I chose to tell this story to bring to light how we need more health workers equipped with the right skills and knowledge out in the rural areas. I also chose this story to bring across the importance of family planning services in the rural areas. Having 5 children is a tad bit too much in this day and age.
It was an ordinary afternoon at the labour ward, where I was working a few weeks back. We were working with mothers in labour, managing cases as usual. We usually got a number of referrals in a day, but sometimes none at all. We had a mobile phone at the ward that all the health centres in rural areas around Morobe could reach us on in case of an emergency.
That afternoon, we did not receive any calls from outlying health centres. We were not expecting any emergencies.Nevertheless, we heard loud voices outside and then a mother was pushed in on our only surviving wheelchair. Yes, the labour ward has only one wheelchair, you read that right. Her story? Well here’s bits and pieces of her story.
This mother was in her 5th pregnancy. She was brought in by boat from Salamaua, a small town that’s roughly 40km away from Lae and only accessible by boat and other watercraft. She was in a great deal of pain. She kept telling me and my boss and the nurses that she had been in labour for 4 days. I knew she wanted to get this across because she wanted us to do something to help her.
This mother still had white sand stuck on her hair and down her back, from where she must have been lying down, somewhere out near the sea in Salamaua, probably waiting for the boat to pick her up and bring her to Lae. Despite having good contractions, the baby was stuck way high up in the birth canal. She had to endure 4 days of pain, before she could reach help. Why 4 days? Well, the sea was a bit angry and it was unsafe for boats to be in the waters. I am not sure if Salamaua has a functioning health centre, and never got around to asking her.
Upon checking the mother, we discovered that her cervix was fully dilated,meaning it was 10cm in diameter and ready for the baby to pop out. However, we could feel that instead of the baby’s head being placed in the occiput anterior position, it was rotated a bit. The baby’s head was in the occiput transverse position. At that point in time, we could still pick up a very good fetal heart beat. This reassured us to go on and do an instrumental delivery with a vacuum extractor.
It was quite a difficult task as the mother was already distressed from labouring for 4 days. She was basically too exhausted to help us by pushing efficiently.
My boss set about positioning the vacuum cup and we set about pulling on the baby with contractions. It was quite a difficult task as the mother was already distressed from labouring for 4 days. She was basically too exhausted to help us by pushing efficiently.
Eventually however, we managed to get the baby out. It turned out the baby was abnormal. It had multiple congenital issues, including a mishapened head which was quite big.
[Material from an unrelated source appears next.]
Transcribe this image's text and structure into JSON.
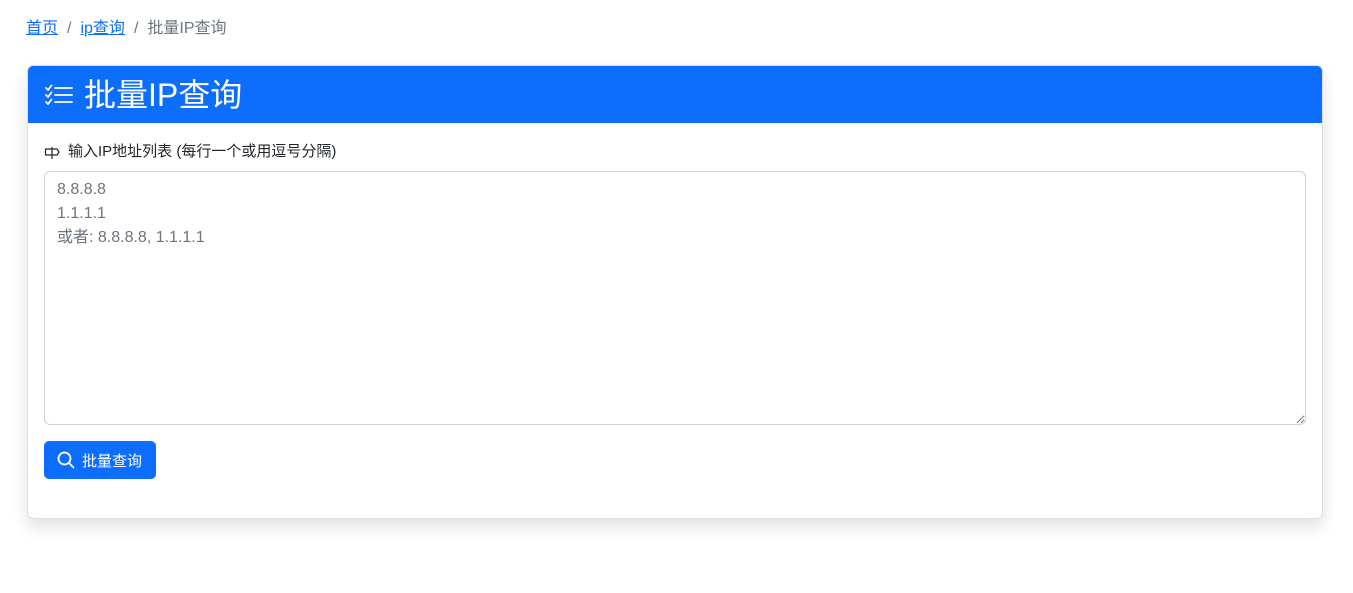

The baby had a poor outlook. We explained that to the mother who took in stride. The mother recovered and the baby was taken to the special care nursery. The baby went under the care of the paediatric team.
Now you may ask, why this story? Well, I chose to tell this story to bring to light how we need more health workers equipped with the right skills and knowledge out in the rural areas. I also chose this story to bring across the importance of family planning services in the rural areas. Having 5 children is a tad bit too much in this day and age. Also I want to elaborate also on a much more advanced health care level – what if these abnormalities in the baby were diagnosed in-utero? Would the woman go through all these trouble to eventually bear an offspring that’s basically a vegetable?
So while people complain about health workers being impolite and rude and always in a rush, its good for these ‘people’ to put yourself in those worker’s shoes. Why are they always hurried? Why don’t they smile too much? And sometimes “people” need to be grateful they at least get health care, while a mother labouring for 4 days out in Salamaua has no one to even assess her cervical dilatation. She is alone, with village birth attendants whose only health training may have been baby delivery taught to them from older village birth attendants.